Nous avons un problème de stratégie. Or la stratégie, ce sont des choix. Le « en même temps » permet de gagner une campagne électorale, pas de présider. On le voit sur ce thème comme sur tous les autres. Les valeurs sont très importantes ; nos adversaires au moins savent pourquoi ils se battent et pourquoi ils nous tuent. Quant un président de la République explique qu’il faut déconstruire l’Histoire de France, il nous place lui-même dans cette anomie, et nous en payons le prix.
Matthias Fekl :
Un mot sur les moyens. Aujourd’hui, l’Etat fait tout, et finit par ne plus rien faire bien. Le problème n’est pas le montant global de la dépense mais effectivement son allocation. On voit ainsi de multiples doublons, la politique publique exercée par une multiplicité d’entités dont les actions s’annulent les unes les autres. Mais sur des éléments précis, je maintient qu’il y a un grand besoin de moyens et d’action continue. L’anti-terrorisme ne consiste pas seulement en des discours flamboyants. C’est également un travail patient et méticuleux de renseignement, de détection et d’intelligence, de maillage national et international. Puisque nous parlons stratégie, il me semble que nous avons grand besoin que chacun des acteurs de la puissance publique, à tous les niveaux, se demande comment il peut agir au mieux, qu’il se recentre sur ses points forts. C’est le cœur de métier qui est aujourd’hui mal assuré, et participe d’un effritement général (même si certains parleront plus volontiers d’effondrement).
Jean-Louis Bourlanges :
J’ai deux remarques. D’abord, je suis très agacé par la critique du « en même temps ». Je comprends parfaitement qu’on puisse ne pas considérer comme satisfaisante la façon dont le président gère ses contradictions, mais il faut se rappeler que le « en même temps » constitue le cœur de tout arbitrage politique. Tout homme politique qui défend une collectivité doit assumer fondamentalement les aspirations de gauche comme celles de droite d’un pays. C’est d’ailleurs ce que disait avec force le général de Gaulle, dans un entretien célèbre avec Michel Droit de 1965 : « la France c’est pas la droite, la France c’est pas la gauche, la France c’est la France ! ». Il voulait dire par là qu’il fallait perpétuellement combiner les deux. On est tout à fait en droit de juger que la combinaison est mal effectuée par Emmanuel Macron, mais l’utilité de cette combinaison n’est à mon avis pas récusable. En revanche, choisir une ligne contre l’autre, par exemple la liberté contre la sécurité, n’est pas une solution. D’ailleurs, tous les gouvernements ont toujours assumé cette double exigence.
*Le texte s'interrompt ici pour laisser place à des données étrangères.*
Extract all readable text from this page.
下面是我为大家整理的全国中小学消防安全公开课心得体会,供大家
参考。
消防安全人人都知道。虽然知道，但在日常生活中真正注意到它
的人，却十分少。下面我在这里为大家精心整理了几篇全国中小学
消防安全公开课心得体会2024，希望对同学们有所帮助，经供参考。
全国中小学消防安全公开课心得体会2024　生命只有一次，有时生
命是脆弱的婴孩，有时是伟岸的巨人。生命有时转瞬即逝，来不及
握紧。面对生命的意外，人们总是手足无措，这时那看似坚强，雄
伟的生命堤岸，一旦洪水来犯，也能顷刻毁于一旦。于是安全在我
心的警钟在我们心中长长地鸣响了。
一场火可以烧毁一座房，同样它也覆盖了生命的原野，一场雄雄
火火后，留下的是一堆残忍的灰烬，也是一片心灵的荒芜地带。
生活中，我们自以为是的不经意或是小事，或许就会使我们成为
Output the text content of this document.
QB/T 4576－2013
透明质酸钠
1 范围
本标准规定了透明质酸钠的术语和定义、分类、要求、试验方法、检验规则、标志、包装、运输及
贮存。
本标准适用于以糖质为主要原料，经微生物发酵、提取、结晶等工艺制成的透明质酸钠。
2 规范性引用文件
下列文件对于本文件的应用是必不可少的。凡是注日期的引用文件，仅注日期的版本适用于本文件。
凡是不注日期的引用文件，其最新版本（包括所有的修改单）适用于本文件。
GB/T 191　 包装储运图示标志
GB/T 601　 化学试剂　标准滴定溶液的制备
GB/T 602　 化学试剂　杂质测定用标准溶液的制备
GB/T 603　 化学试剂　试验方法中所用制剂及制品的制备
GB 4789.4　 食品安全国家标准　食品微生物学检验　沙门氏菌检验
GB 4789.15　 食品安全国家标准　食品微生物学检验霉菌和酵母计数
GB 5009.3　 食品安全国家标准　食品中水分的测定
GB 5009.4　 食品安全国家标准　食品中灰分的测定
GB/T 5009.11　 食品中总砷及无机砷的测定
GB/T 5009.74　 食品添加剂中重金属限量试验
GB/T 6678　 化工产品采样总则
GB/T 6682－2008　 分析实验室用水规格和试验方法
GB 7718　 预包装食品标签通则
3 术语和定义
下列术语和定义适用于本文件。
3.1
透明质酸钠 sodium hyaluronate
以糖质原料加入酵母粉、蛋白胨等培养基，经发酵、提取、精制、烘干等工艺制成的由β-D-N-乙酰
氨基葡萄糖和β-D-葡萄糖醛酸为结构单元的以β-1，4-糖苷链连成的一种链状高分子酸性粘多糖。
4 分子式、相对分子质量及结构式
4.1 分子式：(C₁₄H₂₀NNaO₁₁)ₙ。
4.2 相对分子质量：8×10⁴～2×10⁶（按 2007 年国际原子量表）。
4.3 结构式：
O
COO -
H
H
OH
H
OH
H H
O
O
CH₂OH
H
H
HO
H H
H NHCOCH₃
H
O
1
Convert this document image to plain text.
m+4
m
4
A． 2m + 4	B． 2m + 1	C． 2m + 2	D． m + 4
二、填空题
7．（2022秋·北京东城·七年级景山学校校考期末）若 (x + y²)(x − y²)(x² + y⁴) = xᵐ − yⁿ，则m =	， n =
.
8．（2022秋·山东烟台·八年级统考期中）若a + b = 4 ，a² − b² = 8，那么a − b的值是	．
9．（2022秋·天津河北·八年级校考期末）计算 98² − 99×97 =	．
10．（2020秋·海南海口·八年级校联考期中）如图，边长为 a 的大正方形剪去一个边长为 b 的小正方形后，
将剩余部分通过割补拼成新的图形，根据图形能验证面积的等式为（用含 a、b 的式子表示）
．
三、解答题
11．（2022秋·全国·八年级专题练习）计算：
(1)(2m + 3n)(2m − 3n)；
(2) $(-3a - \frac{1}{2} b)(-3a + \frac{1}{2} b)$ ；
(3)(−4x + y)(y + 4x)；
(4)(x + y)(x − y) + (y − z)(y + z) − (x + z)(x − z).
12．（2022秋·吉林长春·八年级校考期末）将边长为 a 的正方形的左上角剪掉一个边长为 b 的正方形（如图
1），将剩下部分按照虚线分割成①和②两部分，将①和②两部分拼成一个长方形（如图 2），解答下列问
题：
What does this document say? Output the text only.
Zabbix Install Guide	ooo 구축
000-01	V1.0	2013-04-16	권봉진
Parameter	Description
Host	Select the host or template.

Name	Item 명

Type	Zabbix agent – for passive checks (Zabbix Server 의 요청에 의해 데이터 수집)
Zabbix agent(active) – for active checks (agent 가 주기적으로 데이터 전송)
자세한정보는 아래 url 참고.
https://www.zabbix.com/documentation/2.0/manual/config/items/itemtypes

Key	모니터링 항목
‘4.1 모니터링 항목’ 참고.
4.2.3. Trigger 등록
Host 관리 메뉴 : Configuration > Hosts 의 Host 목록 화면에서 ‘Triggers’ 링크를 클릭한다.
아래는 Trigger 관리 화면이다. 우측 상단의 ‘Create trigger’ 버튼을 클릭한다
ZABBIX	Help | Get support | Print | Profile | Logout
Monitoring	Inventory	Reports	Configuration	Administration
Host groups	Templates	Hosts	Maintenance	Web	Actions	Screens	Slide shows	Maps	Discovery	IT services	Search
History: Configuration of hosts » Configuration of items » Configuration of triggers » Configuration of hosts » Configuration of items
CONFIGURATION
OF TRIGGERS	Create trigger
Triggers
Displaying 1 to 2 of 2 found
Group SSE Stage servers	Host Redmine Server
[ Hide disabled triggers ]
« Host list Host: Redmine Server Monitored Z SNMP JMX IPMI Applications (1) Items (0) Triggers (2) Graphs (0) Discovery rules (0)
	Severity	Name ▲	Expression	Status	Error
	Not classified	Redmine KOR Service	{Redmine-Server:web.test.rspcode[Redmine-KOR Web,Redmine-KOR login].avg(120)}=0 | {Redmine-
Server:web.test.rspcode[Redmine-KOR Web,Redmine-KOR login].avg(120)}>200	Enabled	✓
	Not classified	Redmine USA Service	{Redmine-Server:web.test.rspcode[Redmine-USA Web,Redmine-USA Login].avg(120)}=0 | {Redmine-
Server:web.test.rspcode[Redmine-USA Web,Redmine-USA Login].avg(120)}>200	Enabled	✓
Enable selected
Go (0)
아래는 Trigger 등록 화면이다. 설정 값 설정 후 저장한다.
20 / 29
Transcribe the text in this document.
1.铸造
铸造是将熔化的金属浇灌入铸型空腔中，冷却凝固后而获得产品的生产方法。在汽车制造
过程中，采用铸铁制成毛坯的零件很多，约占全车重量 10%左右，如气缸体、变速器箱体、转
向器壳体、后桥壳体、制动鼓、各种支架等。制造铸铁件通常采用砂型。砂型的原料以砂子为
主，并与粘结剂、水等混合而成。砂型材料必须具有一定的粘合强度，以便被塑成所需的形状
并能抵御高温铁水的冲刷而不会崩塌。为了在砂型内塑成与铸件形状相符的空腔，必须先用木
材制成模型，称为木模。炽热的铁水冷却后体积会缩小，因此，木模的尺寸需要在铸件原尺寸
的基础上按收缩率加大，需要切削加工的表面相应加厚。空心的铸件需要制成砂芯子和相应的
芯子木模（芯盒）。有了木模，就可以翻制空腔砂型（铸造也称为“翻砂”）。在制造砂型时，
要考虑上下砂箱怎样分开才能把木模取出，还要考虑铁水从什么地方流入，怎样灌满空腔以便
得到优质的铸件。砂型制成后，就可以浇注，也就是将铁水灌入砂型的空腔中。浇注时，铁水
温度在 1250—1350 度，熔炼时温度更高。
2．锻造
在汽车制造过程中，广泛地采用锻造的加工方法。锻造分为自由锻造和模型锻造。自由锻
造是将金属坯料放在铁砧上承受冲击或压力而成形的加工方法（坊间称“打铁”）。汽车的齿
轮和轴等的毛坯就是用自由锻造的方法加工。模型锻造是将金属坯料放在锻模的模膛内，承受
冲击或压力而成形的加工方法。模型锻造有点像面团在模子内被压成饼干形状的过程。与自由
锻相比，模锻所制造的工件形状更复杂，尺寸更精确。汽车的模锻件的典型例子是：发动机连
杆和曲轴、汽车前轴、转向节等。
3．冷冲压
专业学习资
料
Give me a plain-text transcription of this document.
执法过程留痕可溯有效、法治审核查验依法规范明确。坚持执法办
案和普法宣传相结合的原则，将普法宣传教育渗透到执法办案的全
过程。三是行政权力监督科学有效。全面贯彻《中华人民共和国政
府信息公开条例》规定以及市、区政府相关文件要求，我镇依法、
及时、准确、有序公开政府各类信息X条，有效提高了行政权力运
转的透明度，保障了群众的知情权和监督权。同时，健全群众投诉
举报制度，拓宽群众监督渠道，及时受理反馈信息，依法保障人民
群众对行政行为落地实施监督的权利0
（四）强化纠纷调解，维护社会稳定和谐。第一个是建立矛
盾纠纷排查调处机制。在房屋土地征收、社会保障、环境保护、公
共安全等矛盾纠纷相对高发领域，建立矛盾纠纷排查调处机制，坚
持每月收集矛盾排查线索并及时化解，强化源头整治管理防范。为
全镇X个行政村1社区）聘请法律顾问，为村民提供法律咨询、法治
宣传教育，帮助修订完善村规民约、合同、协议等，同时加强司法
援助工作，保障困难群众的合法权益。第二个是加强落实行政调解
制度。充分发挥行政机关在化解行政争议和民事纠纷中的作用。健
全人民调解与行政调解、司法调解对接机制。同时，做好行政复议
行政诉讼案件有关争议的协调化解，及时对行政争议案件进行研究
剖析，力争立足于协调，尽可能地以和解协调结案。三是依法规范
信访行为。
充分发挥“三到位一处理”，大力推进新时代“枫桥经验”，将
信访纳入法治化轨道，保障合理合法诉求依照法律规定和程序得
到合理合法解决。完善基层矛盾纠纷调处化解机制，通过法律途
Ensuite, sur les moyens, je partage votre analyse à propos de la réduction du régalien. Il est vrai que les arbitrages sont faits à son détriment. Pas tout à fait en matière de défense cependant, c’est en train de changer. Je suis en contact assez étroit avec les militaires, et ils sont assez satisfaits de la façon dont, depuis deux ou trois ans, on sort l’armée française de la misère décrite par le général de Villiers. Mais globalement, il est vrai que les moyens ne sont pas affectés correctement. Cela ne veut pas dire qu’il n’y en a pas suffisamment mais, comme je le disais précédemment, que l’on n’arbitre pas correctement. Le problème des moyens de l’action publique ne doit pas être posé quantitativement, mais stratégiquement : mettons-nous l’argent là où il le faut ?
Nicolas Baverez :
Mendès France disait que gouverner c’est choisir. Présider, c’est la même chose.
Jean-Louis Bourlanges :
Mais choisir n’empêche pas le « en même temps » ! Quant au gouvernement de Mendès France, il faut se souvenir que c’était un gouvernement dit de gauche, ne comprenant aucun ministre socialiste, aucun communiste, mais M. André Bettencourt pour les indépendants, et M. Christian Fouchet pour les Gaullistes. Comme « en même temps », c’était très fort.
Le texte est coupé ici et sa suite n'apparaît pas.